政府が撒いた餌に引っかかり、苦渋を飲まされた自治体が少なくない。現在、財政破綻に追いつめられている自治体は、1980年代の中頃や90年代の始め、政府の内需拡大政策に便乗して、大型な施設を建設してしまった。
その頃、大型リゾートの開発や、豪華ホールの建設を実施した自治体の首長は地元から賞賛された。それは政府が建設費の過半を負担するので、無駄な施設であっても、得をしたように思えたからだ。
その後、地域間の経済格差は拡大した。人口は、高付加価値産業が発達している大都会に移動し、地方自治体の税収は減った。豪華なハードは殆ど利用されず、高額なメイテナンス費用が財政を圧迫し、住民の負担が重くなった。
政府は国家財政が破綻したので、援助を打ち切り、地方のことは地方に任せることにした。それによって福祉切り捨てに追い込まれる自治体が少なくない。しかし、意欲ある自治体にとっては、地方分権のスピードが早まるから、成長のチャンスが来たといえる。
最近まで、政府は地方自治体を家来だと思い、補助金を餌にして命令を下してきたが、現在では、自治体は、かなり広い分野で自主的な政策を実施できる。例えば、かっては、採用する職員の資格、配置、人数まで決められていたが、現在では、自由になった。
教育では、小中一貫校、中高一貫校、民間人校長、民間人講師、小学校1年からの英語教育、学校の選択等で自由度が高まり、特色ある教育を実施している自治体が増えた。

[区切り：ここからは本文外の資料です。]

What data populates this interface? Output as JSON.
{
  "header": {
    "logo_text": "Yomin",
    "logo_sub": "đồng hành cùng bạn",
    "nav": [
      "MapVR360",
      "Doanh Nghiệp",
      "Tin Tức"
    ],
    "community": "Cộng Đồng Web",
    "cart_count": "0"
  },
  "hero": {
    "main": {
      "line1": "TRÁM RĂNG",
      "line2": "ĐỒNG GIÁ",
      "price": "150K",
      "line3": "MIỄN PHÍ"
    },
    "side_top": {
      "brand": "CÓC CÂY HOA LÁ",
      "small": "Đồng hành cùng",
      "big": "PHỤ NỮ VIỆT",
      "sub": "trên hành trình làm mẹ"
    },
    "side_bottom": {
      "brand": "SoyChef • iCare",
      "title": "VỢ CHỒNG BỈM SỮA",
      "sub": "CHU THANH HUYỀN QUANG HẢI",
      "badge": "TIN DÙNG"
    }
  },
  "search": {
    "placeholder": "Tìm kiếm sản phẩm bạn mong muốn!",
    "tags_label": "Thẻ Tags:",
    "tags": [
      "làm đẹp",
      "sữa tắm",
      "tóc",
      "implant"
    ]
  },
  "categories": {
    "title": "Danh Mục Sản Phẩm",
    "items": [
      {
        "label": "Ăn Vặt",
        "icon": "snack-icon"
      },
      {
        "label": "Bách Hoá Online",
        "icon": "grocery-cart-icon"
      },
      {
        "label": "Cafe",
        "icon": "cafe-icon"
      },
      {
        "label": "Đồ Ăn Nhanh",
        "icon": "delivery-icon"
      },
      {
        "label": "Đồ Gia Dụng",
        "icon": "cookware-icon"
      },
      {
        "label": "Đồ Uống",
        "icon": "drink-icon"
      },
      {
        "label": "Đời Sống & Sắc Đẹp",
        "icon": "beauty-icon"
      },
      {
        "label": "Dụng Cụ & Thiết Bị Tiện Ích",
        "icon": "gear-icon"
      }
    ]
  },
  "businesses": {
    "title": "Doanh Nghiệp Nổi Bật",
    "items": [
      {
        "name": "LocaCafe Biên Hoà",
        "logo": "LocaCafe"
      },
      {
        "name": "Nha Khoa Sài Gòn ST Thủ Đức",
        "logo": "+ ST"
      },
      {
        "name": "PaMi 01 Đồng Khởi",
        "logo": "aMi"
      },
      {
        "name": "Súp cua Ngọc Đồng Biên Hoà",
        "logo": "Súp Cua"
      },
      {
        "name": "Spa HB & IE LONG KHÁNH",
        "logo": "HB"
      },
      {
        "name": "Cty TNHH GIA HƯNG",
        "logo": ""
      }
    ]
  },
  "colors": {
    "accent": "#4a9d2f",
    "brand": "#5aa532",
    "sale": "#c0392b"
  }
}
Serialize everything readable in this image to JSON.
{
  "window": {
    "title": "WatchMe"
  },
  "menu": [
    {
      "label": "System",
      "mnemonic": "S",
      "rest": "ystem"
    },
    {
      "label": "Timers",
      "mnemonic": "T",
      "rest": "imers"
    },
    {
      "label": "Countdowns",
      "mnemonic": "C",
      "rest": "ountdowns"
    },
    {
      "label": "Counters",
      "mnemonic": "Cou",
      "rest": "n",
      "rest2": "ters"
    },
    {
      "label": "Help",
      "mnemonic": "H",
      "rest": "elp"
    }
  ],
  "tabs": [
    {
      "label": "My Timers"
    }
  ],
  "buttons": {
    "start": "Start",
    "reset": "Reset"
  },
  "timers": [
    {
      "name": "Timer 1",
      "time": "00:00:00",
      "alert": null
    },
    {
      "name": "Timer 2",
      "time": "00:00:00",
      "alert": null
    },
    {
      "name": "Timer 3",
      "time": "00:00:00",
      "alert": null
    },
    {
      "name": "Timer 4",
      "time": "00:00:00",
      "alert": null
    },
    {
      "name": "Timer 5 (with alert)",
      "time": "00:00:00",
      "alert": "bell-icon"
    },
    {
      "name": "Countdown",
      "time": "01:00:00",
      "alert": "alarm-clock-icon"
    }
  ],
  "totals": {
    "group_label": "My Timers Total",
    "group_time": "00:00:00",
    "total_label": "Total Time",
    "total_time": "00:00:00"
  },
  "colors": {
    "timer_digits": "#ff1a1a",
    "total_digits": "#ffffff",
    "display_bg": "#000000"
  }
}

また東京の江戸川区では、12歳になるまで、毎月、一万円の育児手当が支給され、また保育園・幼稚園が整っているので、若年人口が増えており、将来、成長地域になりそうだ。
幾つかの自治体は、厳しい景観条例や土地条例を決め、特色ある街づくりに着手した。間もなく、全国の街を画一化している法令がなくなり、自治体の条例が巾広い強制力を持つだろう。
自治体の力強まる
自治体は、「公の施設」の運営を民間企業やNPOに委託し始めた。ホール、美術館、スポーツ施設、斎場・霊園、水道、ゴミ処理、工場団地等等が、専門家によって運営されれば、効率が向上するだろう。
美術館運営の民間委託は、素晴らしい成果を生みそうだ。夜にはパーティー会場に貸し出され、絵画や彫刻をバックにし、ピアノ演奏を聴きながら会話を楽しむといった企画が拡がるだろう。

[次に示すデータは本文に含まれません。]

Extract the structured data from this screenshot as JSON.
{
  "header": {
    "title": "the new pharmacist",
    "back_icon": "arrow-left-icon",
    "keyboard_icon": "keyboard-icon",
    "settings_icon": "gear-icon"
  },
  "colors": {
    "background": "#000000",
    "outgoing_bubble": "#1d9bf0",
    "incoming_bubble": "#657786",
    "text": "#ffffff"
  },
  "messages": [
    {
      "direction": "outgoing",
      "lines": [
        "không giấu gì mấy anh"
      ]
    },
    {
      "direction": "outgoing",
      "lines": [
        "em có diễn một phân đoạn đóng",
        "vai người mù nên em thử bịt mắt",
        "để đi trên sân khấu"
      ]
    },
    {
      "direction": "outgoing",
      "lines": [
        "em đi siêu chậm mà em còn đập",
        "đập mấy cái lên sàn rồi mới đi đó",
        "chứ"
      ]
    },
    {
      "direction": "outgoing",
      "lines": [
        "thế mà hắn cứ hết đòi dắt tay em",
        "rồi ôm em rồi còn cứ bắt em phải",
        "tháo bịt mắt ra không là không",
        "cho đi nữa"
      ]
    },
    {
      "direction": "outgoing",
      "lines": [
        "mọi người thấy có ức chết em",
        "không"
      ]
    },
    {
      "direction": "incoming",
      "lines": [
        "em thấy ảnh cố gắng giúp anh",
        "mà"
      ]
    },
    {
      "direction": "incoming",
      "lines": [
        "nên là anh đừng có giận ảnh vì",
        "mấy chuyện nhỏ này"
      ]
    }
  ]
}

庁舎のなかの広場で、昼休みに地域の演奏家が、定期的に無料コンサートを開く自治体がある。それは地元の演奏家育成という目的も兼ねている。地域の文化性が高まれば、良質な人材が移住するから、高付加価値産業が成長する基盤が築かれる。
自治体は次第に小型国家になるだろう。その際、最も重要な課題は自主財源の増加であり、消費税を引き上げ、税収増の相当部分を自治体に留め、同時に補助金制度を撤廃すべきだろう。そうすれば、福祉・教育・文化・産業に関わる独自の政策を展開できる。
首長や地方議員の素質が住民の将来を左右する時代がきたといえよう。もし彼等の政策作成能力が劣っていれば、地域の経済力や福祉水準は確実に低下する。それは投票権をもつ住民の責任である。